The PCAOB also wants auditors to verify other types of “accounts or balances that pose a significant risk that the financial statements might be materially misstated,” according to the proposal.

Since its inception in 2003 as the accounting firms’ regulator, the PCAOB has kicked around these changes as part of its longtime goal of updating the standards it adopted from its predecessor standard-setter. And for the most part, auditors are likely already taking the steps outlined in the proposal, according to Gary Kabureck, chief accounting officer for Xerox who did confirmations when he was an auditor at PricewaterhouseCoopers over two decades ago. “To the extent this is codifying best or common practices, there will not be much change,” he says. “But not everybody is doing best or common practices, so some places could be affected.”

To be sure, the routine matter of confirming receivables has tripped up auditors in the past. A year ago, the PCAOB issued a rare enforcement action against Moore & Associates, pulling the accounting firm’s registration and leaving nearly 200 publicly traded companies without an auditor. Among the PCAOB’s complaints was the accusation that the firm’s uneducated staffers did not do any work to confirm either the existence or the valuation of a client’s receivables, and that staffers considered confirmation responses from management as acceptable. (For the most part, management is supposed to stay out of the confirmation process; ideally, auditors receive confirmations directly from lenders or vendors.)

Moreover, the board’s inspectors have questioned audit opinions, including those at the Big Four, after finding that auditors did not do enough work (under the PCAOB’s expectations) to be certain that the receivables claimed by their corporate clients were accurate. At the same time, the confirmation process failed to detect problems in such high-profile fraud cases as Parmalat, Ahold, HealthSouth, and Kmart.

Auditors have also run into snafus involving legitimate transactions, with some service providers refusing to verify specific numbers and others confirming figures but disclaiming any responsibility for the data. In rare cases, such as if there’s a pending lawsuit between a company and a customer, management may discourage auditors from making confirmations. In those cases, under the proposed rule, the PCAOB wants auditors to determine whether such a request is acceptable, let the audit committee know of management’s demands, and look at other ways to corroborate figures that won’t be confirmed through a third party.  

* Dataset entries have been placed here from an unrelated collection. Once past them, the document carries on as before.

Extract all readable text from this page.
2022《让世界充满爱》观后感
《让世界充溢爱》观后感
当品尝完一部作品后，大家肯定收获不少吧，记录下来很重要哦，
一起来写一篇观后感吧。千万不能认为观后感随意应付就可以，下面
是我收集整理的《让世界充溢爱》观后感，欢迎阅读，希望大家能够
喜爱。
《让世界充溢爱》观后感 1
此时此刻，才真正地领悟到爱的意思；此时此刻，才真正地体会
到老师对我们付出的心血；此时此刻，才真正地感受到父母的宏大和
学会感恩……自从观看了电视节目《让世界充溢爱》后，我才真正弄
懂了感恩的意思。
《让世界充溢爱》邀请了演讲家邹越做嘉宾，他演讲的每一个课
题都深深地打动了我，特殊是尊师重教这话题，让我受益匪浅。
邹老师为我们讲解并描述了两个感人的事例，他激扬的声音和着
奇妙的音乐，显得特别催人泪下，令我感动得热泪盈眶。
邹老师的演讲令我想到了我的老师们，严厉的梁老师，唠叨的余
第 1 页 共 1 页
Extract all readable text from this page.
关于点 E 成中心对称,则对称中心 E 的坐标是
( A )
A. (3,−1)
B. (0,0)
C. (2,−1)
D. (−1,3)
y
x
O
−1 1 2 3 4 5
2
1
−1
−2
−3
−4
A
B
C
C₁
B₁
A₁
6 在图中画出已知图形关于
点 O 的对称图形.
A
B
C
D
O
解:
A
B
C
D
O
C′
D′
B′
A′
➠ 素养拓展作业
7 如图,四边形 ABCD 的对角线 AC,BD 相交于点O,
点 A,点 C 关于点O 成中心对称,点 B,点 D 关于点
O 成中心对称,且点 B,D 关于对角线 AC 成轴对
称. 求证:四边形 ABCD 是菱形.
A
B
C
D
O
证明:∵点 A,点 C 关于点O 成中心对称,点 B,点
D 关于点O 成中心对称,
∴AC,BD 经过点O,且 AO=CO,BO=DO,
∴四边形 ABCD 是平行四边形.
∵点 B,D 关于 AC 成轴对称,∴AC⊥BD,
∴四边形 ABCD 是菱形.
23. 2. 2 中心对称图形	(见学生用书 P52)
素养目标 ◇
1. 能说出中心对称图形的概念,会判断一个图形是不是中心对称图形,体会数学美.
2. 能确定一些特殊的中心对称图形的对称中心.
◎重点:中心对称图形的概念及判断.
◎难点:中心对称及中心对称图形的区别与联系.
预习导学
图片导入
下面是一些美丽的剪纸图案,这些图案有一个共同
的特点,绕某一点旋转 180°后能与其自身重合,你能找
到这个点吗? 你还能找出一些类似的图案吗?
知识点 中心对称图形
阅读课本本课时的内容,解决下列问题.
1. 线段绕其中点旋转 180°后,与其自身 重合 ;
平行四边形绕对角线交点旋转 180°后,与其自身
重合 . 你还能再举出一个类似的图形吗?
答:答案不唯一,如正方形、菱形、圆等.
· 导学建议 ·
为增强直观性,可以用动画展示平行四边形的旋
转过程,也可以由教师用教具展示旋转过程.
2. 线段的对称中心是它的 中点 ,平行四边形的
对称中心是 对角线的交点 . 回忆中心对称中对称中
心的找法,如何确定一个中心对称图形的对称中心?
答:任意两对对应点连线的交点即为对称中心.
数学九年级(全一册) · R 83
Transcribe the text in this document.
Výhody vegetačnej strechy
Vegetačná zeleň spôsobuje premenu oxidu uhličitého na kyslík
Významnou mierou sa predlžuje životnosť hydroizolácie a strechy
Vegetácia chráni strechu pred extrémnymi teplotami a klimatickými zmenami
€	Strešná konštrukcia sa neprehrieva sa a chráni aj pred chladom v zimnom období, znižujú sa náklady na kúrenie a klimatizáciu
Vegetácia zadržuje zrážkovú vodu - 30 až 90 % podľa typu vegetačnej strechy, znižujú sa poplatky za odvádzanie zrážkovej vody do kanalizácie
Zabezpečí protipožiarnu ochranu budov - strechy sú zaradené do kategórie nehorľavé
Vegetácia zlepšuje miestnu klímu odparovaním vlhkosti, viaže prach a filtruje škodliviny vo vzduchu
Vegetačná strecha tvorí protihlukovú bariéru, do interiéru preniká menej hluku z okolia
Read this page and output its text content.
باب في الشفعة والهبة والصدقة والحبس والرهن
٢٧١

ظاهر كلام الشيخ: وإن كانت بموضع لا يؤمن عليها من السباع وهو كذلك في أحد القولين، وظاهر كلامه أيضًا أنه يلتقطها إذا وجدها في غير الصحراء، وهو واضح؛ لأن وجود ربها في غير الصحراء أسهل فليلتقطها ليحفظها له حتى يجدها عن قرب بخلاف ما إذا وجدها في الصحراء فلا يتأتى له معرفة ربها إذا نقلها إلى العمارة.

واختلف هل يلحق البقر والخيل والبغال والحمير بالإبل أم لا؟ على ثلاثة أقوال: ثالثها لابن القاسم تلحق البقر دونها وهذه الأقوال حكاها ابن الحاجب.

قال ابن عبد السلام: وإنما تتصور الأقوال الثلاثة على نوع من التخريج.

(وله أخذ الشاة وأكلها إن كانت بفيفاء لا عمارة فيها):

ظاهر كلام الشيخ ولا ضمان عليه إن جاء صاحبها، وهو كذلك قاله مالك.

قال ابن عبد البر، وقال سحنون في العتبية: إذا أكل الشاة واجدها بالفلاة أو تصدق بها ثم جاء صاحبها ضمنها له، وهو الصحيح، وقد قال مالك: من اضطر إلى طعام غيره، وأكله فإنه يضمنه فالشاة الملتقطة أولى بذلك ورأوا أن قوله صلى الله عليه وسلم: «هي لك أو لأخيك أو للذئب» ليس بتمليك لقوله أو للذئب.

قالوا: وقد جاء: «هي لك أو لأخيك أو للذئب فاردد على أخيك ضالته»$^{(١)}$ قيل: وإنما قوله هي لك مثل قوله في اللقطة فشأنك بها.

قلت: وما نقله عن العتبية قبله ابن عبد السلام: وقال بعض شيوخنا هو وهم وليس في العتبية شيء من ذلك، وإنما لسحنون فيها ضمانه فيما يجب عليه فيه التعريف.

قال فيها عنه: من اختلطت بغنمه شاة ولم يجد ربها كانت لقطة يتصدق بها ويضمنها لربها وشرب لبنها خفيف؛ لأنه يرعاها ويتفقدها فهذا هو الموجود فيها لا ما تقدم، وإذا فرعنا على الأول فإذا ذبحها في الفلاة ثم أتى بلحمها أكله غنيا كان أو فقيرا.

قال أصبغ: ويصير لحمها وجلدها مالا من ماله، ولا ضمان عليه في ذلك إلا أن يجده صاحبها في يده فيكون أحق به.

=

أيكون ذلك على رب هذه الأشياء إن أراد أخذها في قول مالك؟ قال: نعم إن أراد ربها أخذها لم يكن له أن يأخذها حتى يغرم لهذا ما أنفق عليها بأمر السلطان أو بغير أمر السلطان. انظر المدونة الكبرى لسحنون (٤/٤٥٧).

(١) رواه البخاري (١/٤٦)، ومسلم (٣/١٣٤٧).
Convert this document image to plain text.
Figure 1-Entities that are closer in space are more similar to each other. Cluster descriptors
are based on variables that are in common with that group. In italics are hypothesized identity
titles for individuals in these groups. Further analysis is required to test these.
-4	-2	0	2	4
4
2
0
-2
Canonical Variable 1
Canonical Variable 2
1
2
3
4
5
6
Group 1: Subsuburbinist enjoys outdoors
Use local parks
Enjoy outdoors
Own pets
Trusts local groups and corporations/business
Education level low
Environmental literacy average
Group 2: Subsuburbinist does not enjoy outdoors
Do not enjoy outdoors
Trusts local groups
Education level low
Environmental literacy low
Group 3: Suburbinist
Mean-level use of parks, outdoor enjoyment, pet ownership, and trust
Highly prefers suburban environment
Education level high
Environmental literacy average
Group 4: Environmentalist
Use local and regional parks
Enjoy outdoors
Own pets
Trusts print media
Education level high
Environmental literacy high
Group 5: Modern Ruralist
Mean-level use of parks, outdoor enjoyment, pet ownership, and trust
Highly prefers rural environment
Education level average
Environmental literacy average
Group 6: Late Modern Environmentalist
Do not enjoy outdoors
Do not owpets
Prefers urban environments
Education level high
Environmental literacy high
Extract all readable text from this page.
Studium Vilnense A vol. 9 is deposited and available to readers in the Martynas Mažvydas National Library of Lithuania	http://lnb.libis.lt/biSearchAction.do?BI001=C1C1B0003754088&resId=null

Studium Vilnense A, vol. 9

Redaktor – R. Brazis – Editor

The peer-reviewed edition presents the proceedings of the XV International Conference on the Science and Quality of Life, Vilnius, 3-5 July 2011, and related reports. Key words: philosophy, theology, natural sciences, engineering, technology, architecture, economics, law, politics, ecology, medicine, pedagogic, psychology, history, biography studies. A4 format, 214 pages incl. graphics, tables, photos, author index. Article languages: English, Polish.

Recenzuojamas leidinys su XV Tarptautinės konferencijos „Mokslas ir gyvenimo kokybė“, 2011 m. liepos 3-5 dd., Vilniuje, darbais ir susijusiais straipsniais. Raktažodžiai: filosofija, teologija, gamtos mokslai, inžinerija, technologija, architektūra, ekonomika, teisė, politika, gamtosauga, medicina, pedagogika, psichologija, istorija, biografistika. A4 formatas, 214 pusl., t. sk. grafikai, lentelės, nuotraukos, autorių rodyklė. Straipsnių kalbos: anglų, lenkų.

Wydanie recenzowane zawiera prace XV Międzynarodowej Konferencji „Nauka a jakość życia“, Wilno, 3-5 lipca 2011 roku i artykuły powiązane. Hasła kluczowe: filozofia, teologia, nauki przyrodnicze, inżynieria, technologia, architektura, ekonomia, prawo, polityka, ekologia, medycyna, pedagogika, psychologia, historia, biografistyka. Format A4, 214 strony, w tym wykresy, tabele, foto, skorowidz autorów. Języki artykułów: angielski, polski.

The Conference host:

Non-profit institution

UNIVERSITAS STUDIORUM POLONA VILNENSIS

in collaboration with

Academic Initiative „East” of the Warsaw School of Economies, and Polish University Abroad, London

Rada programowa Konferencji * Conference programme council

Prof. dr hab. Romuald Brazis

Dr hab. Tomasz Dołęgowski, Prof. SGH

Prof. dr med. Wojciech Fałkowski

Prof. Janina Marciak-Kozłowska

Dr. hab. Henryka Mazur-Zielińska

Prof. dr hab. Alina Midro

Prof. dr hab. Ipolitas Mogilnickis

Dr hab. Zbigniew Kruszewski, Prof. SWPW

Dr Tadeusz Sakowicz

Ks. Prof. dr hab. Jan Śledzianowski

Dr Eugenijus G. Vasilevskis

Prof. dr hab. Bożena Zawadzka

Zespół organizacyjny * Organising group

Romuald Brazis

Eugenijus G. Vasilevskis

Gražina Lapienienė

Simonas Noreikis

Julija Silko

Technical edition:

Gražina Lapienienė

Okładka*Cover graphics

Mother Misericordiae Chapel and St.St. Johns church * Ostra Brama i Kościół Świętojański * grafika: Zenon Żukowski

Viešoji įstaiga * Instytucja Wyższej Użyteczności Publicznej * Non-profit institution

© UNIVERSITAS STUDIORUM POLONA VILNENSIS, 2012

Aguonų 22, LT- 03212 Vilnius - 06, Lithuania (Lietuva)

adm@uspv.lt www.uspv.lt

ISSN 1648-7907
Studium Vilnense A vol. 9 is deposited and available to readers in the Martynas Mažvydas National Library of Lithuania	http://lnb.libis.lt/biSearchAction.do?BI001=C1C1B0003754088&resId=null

Further trying to create more independence from management, the board’s proposal restricts internal auditors’ involvement in the process and emphasizes that the external auditors should have control over it. External auditors will not be able to use a company’s staffers for sending confirmation requests or receiving responses under the new rule. “We think losing control of the confirmation process by letting somebody else send and receive [the confirmations] is a weakness in the existing process,” said PCAOB chief auditor Martin Baumann at Tuesday’s meeting.

While the new proposal expands auditors’ mandated responsibilities, PCAOB staffers said they don’t think it will result in significantly higher audit costs. Still, one industry stands to benefit from the proposed changes. As the acceptance of electronic confirmations has expanded over the years (and will likely continue to do so since the proposal recognizes advances in technology beyond snail mail), so has the demand for intermediaries that can take over the requests.

One such intermediary, Capital Confirmation, handles confirmation requests for auditors with about 200 financial institutions. The company doesn’t vouch for the veracity of the information but serves as a middleman for the transportation of the data by computer network, according to CEO and president Chris Schellhorn. “We streamline the process to 24 to 48 hours from what was previously a three-to-four-week process,” he says. The proposal could help the company as it works to expand beyond cash confirmations to receivables, which will entail building relationships with companies. Schellhorn says he’s targeting the Fortune 1000.